Sejak izin kadaluwarsa, sebanyak 840 penambang berhenti bekerja. Dampaknya ikut dirasakan keluarga para pekerja. “Jika dikalikan dengan jumlah keluarga, itu bisa ribuan orang yang hidupnya bergantung pada tambang ini,” kata Agung.

Ia menjelaskan pengajuan izin baru terkendala Rekomendasi Teknis (Rekomtek) dari BBWS Serayu-Opak yang melarang penggunaan pompa mekanik dalam IPR. Bagi penambang yang bekerja di palung sungai, aturan tersebut sulit diterapkan.

“Kedalaman dua meter saja butuh pompa mekanik. Kalau pakai cangkul dan cengkrong enggak bisa,” ungkapnya.

Agung menegaskan para penambang rakyat tidak memakai alat berat, hanya pompa mekanik yang sudah digunakan turun-temurun sejak 1987. “Kami memang enggak punya pilihan kerja lain. Dari dulu ya kerja di tambang itu,” paparnya.

Pemda DIY Soroti Zonasi dan Keamanan Lingkungan

Sekda DIY Ni Made Dwipanti Indrayanti menilai persoalan IPR tidak hanya berkaitan dengan alat yang digunakan, tetapi juga zonasi kawasan. Ia menjelaskan tata ruang telah menetapkan zona merah yang tidak boleh ditambang, sementara area yang masih memungkinkan berada di palung sungai.

“Tata ruang sudah menentukan zona merah yang tidak boleh ditambang. Yang memungkinkan itu hanya di palung,” katanya.

Namun, penambangan di palung sungai justru memerlukan pompa mekanik. Kondisi ini membuat Pemda DIY meminta BBWS Serayu-Opak meninjau ulang aturan penggunaan alat, terutama untuk menyesuaikan dengan karakteristik medan.

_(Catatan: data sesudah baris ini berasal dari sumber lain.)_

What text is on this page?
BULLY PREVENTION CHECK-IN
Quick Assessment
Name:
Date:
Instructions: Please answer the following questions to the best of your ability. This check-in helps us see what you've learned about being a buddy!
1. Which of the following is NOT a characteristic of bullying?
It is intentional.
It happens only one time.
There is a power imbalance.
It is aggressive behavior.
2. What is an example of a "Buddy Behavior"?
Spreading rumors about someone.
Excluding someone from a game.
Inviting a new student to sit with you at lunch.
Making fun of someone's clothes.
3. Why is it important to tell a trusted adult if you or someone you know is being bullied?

“Analisis diperjelas sampai kemungkinan teknisnya seperti apa. Misalnya apa yang bisa dilakukan di pinggir sungai dan apa yang memungkinkan di palung,” ujarnya.

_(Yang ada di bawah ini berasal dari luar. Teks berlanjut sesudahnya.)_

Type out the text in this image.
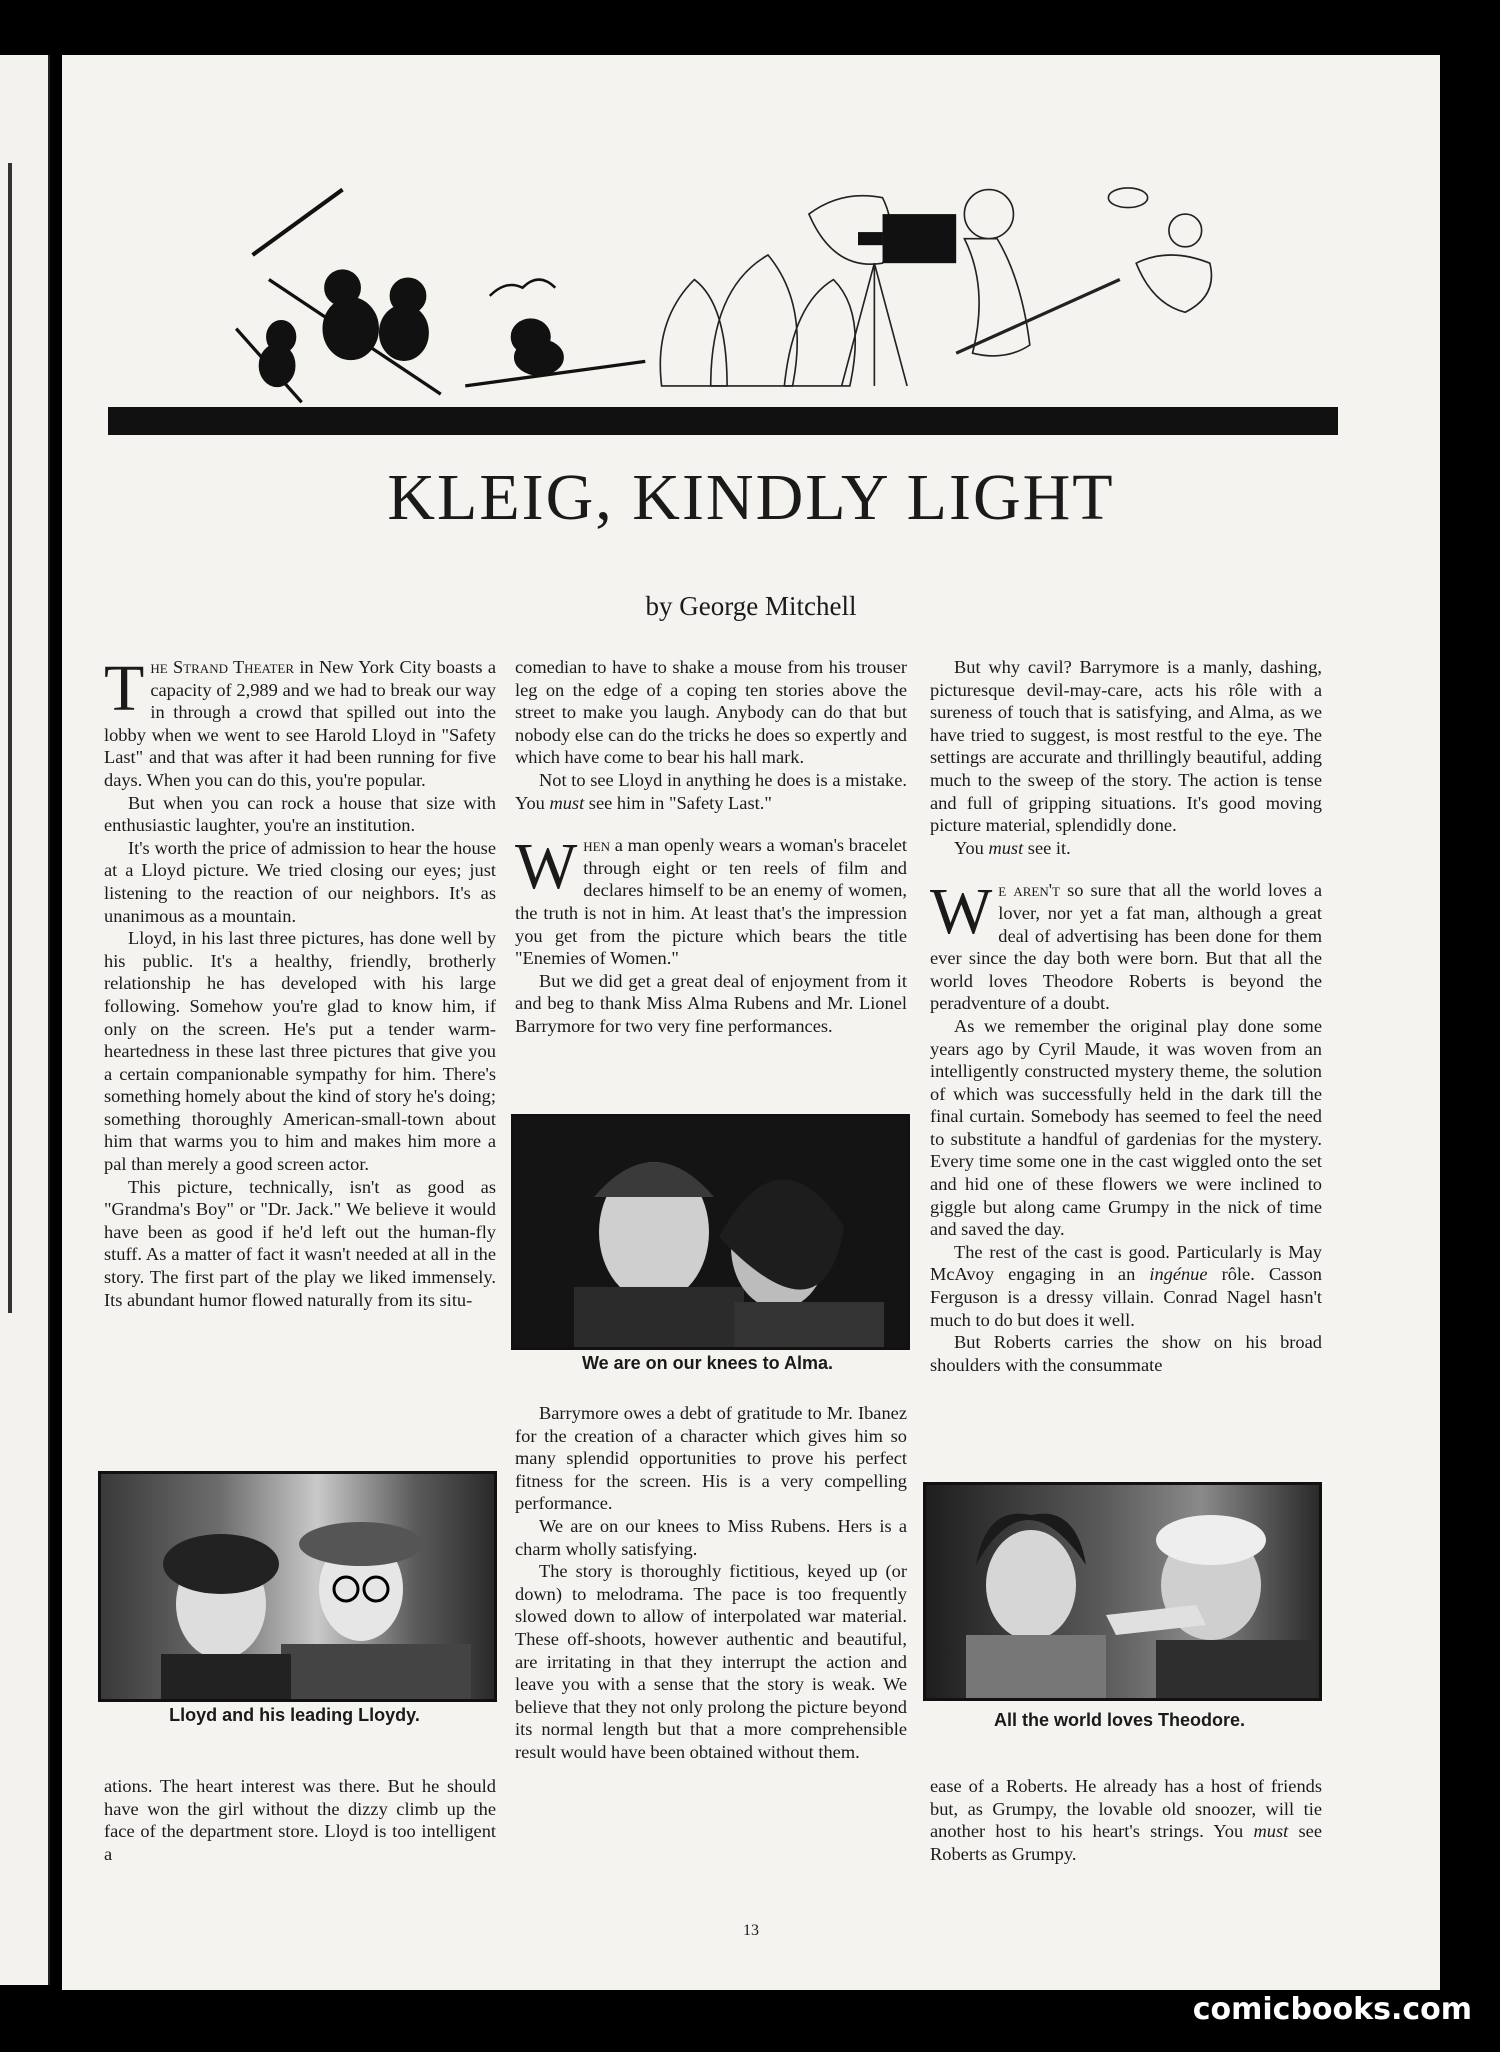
KLEIG, KINDLY LIGHT
by George Mitchell

The Strand Theater in New York City boasts a capacity of 2,989 and we had to break our way in through a crowd that spilled out into the lobby when we went to see Harold Lloyd in "Safety Last" and that was after it had been running for five days. When you can do this, you're popular.

But when you can rock a house that size with enthusiastic laughter, you're an institution.

It's worth the price of admission to hear the house at a Lloyd picture. We tried closing our eyes; just listening to the reaction of our neighbors. It's as unanimous as a mountain.

Lloyd, in his last three pictures, has done well by his public. It's a healthy, friendly, brotherly relationship he has developed with his large following. Somehow you're glad to know him, if only on the screen. He's put a tender warm-heartedness in these last three pictures that give you a certain companionable sympathy for him. There's something homely about the kind of story he's doing; something thoroughly American-small-town about him that warms you to him and makes him more a pal than merely a good screen actor.

This picture, technically, isn't as good as "Grandma's Boy" or "Dr. Jack." We believe it would have been as good if he'd left out the human-fly stuff. As a matter of fact it wasn't needed at all in the story. The first part of the play we liked immensely. Its abundant humor flowed naturally from its situ-

Lloyd and his leading Lloydy.

ations. The heart interest was there. But he should have won the girl without the dizzy climb up the face of the department store. Lloyd is too intelligent a

comedian to have to shake a mouse from his trouser leg on the edge of a coping ten stories above the street to make you laugh. Anybody can do that but nobody else can do the tricks he does so expertly and which have come to bear his hall mark.

Not to see Lloyd in anything he does is a mistake. You must see him in "Safety Last."

When a man openly wears a woman's bracelet through eight or ten reels of film and declares himself to be an enemy of women, the truth is not in him. At least that's the impression you get from the picture which bears the title "Enemies of Women."

But we did get a great deal of enjoyment from it and beg to thank Miss Alma Rubens and Mr. Lionel Barrymore for two very fine performances.

We are on our knees to Alma.

Barrymore owes a debt of gratitude to Mr. Ibanez for the creation of a character which gives him so many splendid opportunities to prove his perfect fitness for the screen. His is a very compelling performance.

We are on our knees to Miss Rubens. Hers is a charm wholly satisfying.

The story is thoroughly fictitious, keyed up (or down) to melodrama. The pace is too frequently slowed down to allow of interpolated war material. These off-shoots, however authentic and beautiful, are irritating in that they interrupt the action and leave you with a sense that the story is weak. We believe that they not only prolong the picture beyond its normal length but that a more comprehensible result would have been obtained without them.

But why cavil? Barrymore is a manly, dashing, picturesque devil-may-care, acts his rôle with a sureness of touch that is satisfying, and Alma, as we have tried to suggest, is most restful to the eye. The settings are accurate and thrillingly beautiful, adding much to the sweep of the story. The action is tense and full of gripping situations. It's good moving picture material, splendidly done.

You must see it.

We aren't so sure that all the world loves a lover, nor yet a fat man, although a great deal of advertising has been done for them ever since the day both were born. But that all the world loves Theodore Roberts is beyond the peradventure of a doubt.

As we remember the original play done some years ago by Cyril Maude, it was woven from an intelligently constructed mystery theme, the solution of which was successfully held in the dark till the final curtain. Somebody has seemed to feel the need to substitute a handful of gardenias for the mystery. Every time some one in the cast wiggled onto the set and hid one of these flowers we were inclined to giggle but along came Grumpy in the nick of time and saved the day.

The rest of the cast is good. Particularly is May McAvoy engaging in an ingénue rôle. Casson Ferguson is a dressy villain. Conrad Nagel hasn't much to do but does it well.

But Roberts carries the show on his broad shoulders with the consummate

All the world loves Theodore.

ease of a Roberts. He already has a host of friends but, as Grumpy, the lovable old snoozer, will tie another host to his heart's strings. You must see Roberts as Grumpy.

13
comicbooks.com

Ia menekankan kajian baru nantinya harus mengakomodasi prinsip pertambangan yang baik, termasuk batasan pengambilan material dan pola pengawasan agar tidak berdampak buruk pada lingkungan. “Harus ada batasan, berapa yang boleh diambil, dan bagaimana pengawasannya. Itu penting,” jelasnya.

Selain itu, Pemda DIY menilai sinkronisasi aturan dengan tata ruang mutlak diperlukan. Dengan demikian, pengecualian atau penyesuaian bisa dirumuskan tanpa mengabaikan aspek keselamatan dan lingkungan.

“Kalau tata ruang sudah mengatur wilayah mana yang boleh ditambang, ya itu yang dipakai. Lalu BBWS menyesuaikan secara teknis,” paparnya.

Akan Libatkan Akademisi dan Penambang

Untuk menghasilkan rekomendasi yang komprehensif, kajian ulang akan melibatkan akademisi dari UGM dan UMY, termasuk perwakilan penambang. “Agar hasilnya komprehensif, akademisnya ada, teknisnya ada, dan pelaku lapangannya juga dilibatkan,” kata Made.

Hingga kajian selesai dan aturan baru ditetapkan, ratusan penambang Sungai Progo masih menunggu kepastian izin agar bisa kembali bekerja dan memulihkan mata pencaharian mereka.